The NAc can be divided into core and shell based on differences in anatomy and physiology [33,35,36]; anatomical studies demonstrate that the core and shell receive different prefrontal cortical afferents and project to different downstream nuclei. Projections to the core originate predominantly from the dorsal prefrontal cortex and the core projects to conventional basal ganglia circuitry.
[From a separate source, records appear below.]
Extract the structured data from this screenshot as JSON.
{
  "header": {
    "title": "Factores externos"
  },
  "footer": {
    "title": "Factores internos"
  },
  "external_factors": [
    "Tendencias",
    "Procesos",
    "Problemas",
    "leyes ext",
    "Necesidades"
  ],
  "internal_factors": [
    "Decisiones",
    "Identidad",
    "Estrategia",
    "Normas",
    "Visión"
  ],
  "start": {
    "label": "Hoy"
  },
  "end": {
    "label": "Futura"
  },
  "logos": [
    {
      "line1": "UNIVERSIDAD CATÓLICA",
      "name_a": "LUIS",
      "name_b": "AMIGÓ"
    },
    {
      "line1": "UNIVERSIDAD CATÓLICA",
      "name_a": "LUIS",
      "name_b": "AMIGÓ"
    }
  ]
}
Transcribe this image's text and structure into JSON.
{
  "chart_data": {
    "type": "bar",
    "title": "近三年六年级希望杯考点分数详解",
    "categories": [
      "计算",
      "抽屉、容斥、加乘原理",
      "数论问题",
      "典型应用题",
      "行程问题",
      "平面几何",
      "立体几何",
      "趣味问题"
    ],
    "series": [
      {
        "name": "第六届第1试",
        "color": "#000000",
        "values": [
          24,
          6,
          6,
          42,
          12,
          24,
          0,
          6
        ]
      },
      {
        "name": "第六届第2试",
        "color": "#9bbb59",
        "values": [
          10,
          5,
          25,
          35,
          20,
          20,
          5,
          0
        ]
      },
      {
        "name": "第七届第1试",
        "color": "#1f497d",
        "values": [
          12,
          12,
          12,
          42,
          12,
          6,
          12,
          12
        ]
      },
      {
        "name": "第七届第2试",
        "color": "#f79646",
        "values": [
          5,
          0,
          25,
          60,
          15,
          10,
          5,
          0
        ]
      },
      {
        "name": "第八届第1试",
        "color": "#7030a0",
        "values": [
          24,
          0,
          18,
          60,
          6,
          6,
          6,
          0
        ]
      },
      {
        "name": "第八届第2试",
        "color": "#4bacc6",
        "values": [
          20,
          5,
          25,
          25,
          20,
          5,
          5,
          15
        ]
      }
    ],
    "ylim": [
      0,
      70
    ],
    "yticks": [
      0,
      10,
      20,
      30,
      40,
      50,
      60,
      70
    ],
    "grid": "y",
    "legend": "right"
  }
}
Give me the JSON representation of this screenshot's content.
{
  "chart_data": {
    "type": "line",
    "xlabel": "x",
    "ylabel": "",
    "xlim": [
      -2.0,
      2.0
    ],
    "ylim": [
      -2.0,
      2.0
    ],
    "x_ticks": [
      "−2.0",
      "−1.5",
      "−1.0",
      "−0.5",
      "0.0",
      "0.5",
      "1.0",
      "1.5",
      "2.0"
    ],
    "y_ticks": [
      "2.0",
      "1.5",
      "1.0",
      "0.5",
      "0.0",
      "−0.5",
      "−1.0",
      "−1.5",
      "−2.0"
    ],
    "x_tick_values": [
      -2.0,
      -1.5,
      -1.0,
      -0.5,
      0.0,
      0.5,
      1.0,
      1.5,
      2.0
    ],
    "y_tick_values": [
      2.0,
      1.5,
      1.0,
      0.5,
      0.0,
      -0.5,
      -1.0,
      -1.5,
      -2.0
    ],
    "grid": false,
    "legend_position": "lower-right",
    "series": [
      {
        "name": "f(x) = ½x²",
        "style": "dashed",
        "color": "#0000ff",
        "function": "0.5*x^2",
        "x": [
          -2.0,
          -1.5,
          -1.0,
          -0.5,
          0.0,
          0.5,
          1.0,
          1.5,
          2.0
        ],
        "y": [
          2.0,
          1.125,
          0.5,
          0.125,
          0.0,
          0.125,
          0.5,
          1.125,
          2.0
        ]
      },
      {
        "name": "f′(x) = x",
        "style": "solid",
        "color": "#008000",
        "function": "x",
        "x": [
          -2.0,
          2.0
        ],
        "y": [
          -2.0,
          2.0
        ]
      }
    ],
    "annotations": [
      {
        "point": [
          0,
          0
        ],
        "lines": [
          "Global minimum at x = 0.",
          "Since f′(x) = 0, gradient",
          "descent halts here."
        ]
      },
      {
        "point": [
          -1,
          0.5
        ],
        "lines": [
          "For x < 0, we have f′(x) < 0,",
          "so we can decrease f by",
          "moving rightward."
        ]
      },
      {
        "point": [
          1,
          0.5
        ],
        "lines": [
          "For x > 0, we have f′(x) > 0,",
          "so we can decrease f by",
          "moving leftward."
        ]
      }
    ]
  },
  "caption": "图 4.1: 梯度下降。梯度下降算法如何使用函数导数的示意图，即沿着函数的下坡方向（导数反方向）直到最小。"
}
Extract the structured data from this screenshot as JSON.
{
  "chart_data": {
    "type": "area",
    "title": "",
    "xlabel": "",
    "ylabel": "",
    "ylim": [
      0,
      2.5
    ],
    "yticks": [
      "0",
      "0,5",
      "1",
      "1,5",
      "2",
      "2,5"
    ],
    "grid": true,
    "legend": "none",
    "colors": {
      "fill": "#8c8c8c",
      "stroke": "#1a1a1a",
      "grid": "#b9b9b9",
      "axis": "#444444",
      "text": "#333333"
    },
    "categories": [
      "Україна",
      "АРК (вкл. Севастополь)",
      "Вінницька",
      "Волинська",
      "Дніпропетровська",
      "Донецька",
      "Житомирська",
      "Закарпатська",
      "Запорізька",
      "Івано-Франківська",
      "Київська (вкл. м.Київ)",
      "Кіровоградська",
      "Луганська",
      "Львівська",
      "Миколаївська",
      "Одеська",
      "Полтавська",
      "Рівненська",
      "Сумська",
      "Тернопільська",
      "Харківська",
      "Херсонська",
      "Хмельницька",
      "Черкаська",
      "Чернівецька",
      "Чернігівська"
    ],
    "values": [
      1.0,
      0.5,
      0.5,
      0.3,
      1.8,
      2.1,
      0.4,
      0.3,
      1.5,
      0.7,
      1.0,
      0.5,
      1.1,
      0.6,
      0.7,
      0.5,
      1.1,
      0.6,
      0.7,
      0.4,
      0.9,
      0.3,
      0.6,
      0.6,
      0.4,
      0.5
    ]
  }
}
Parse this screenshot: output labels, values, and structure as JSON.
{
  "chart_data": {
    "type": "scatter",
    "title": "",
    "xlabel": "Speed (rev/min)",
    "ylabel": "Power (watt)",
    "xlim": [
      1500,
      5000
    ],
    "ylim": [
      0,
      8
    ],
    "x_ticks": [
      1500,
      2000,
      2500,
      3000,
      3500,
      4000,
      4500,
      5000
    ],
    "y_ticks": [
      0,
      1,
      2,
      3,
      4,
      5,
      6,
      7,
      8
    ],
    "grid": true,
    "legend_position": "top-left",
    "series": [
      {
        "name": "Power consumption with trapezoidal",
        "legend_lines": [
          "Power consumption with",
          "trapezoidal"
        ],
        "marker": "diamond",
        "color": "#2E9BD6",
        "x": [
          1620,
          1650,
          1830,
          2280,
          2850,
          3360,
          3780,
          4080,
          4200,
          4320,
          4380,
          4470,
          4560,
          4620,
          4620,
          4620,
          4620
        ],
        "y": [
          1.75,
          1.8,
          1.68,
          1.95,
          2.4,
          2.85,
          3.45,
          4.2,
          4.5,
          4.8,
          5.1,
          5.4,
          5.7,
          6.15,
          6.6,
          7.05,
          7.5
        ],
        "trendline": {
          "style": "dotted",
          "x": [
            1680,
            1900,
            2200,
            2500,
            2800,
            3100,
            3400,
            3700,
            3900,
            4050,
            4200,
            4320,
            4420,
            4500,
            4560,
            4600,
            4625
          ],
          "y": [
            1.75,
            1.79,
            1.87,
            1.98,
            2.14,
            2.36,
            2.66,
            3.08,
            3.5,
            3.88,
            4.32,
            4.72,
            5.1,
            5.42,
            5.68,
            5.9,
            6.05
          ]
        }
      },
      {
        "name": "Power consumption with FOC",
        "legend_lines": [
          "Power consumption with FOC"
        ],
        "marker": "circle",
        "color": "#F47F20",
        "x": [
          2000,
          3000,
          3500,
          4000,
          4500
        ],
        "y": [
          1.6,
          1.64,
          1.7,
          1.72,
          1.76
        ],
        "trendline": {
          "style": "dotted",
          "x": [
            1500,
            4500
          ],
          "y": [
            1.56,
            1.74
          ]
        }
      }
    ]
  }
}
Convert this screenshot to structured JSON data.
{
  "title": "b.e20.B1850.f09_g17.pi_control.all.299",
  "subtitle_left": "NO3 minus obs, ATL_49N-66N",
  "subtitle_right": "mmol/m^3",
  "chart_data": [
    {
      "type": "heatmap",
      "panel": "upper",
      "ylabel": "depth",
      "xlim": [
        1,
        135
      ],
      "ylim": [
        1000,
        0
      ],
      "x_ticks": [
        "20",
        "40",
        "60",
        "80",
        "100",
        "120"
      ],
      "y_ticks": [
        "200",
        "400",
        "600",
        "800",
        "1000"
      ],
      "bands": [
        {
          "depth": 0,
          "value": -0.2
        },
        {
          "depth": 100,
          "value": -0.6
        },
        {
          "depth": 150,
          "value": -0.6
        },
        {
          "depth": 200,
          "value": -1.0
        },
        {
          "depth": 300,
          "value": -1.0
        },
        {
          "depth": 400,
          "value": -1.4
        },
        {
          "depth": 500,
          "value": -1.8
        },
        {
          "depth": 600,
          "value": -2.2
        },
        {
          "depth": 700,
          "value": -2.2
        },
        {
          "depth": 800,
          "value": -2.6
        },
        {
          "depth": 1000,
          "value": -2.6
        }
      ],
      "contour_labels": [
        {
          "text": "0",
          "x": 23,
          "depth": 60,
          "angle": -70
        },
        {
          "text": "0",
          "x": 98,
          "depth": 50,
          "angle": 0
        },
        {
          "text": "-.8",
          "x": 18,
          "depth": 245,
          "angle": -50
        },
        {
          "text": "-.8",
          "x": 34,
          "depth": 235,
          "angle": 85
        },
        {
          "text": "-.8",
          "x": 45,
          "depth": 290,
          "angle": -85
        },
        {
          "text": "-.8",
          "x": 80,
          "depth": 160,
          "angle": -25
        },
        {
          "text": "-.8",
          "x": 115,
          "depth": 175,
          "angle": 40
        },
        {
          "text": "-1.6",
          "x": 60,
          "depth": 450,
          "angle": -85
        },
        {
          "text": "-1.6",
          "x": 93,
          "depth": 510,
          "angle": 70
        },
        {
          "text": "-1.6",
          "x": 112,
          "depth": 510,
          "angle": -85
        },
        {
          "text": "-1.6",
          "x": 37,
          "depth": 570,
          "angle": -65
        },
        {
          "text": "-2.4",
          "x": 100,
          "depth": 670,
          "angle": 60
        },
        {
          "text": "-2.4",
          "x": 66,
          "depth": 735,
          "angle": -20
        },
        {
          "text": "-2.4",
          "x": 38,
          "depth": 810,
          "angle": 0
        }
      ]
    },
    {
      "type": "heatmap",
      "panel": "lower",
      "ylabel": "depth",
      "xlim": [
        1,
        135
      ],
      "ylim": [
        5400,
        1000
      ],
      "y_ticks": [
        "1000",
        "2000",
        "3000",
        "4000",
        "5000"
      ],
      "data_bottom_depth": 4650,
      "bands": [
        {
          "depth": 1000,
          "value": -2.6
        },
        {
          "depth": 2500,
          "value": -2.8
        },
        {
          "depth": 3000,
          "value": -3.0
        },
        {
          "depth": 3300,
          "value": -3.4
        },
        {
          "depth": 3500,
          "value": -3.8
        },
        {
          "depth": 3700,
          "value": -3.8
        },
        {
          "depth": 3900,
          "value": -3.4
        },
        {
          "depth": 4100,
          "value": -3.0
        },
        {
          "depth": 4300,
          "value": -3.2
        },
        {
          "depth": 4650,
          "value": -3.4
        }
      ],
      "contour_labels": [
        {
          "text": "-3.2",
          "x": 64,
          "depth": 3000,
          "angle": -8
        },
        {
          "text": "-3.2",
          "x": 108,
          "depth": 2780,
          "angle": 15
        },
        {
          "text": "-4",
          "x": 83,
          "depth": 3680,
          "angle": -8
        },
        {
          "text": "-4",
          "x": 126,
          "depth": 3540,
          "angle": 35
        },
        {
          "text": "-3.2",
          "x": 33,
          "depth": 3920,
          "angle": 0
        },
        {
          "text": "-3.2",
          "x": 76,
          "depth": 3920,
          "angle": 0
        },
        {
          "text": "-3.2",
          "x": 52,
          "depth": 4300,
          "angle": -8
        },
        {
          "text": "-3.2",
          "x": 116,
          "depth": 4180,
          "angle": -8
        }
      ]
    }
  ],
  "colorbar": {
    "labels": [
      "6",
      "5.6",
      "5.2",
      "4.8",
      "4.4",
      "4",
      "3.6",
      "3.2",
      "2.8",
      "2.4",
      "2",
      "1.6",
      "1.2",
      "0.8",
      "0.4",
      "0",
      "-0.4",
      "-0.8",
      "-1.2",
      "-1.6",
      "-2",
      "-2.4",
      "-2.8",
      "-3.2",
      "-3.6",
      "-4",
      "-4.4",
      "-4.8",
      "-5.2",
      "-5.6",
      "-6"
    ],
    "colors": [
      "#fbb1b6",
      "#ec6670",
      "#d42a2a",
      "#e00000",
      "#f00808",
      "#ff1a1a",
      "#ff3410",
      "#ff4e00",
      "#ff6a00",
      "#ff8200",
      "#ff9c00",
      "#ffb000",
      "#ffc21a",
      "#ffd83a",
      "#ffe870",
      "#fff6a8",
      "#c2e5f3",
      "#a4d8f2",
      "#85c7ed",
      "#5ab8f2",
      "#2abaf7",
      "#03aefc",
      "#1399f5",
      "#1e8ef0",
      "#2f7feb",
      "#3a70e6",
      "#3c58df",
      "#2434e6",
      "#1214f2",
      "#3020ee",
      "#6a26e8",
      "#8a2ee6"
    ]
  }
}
In contrast, the shell receives predominantly from the infralimbic and ventromedial prefrontal cortex and projects to subcortical limbic structures [37,38]. These anatomical differences suggest that the 2 subregions of the NAc may have independent functions – they play different roles in the reinstatement of cocaine seeking depending on the type of trigger used to elicit this behavior. Micro-infusion of GABA agonist or glutamate antagonist into core inhibited all forms of reinstatement [39,40]. Conversely, shell inactivation failed to suppress cocaine-primed reinstatement [40]; however, micro-infusion of dopamine or glutamate receptor antagonist into shell induced inhibition of this reinstatement [41]. Previous NAc ablation studies showed NAc core lesion reduced the acquisition of heroin self-administration, whereas shell lesion did not [42]. On the contrary, another study demonstrated NAc shell lesion was effective in attenuating morphine-primed CPP score, while core lesion was not effective [30]. Our results demonstrate that although both core and shell HFS suppressed NAc neuronal firing, and core HFS was more effective than shell HFS. A study of NAc HFS in the treatment of obsessive-compulsive disorder also demonstrated the difference between core and shell as 2 stimulating targets [43]. Based on this study and our results, we speculate that core and shell might act as different stimulating targets in the treatment of drug addiction.

Conclusions

In summary, the present study demonstrated electrical stimulation of the NAc could suppress the neuronal firing of the NAc and VP in morphine-treated rats. Three major conclusions could be drawn from our findings: (1) HFS of the NAc can block the activities of NAc neurons, which might underlie the mechanisms of NAc stimulation in alleviating drug addiction; (2) HFS is more effective in suppressing NAc neuronal firing than LFS; and (3) the core and shell of the NAc play different roles in suppressing NAc neuronal firing as 2 stimulating targets.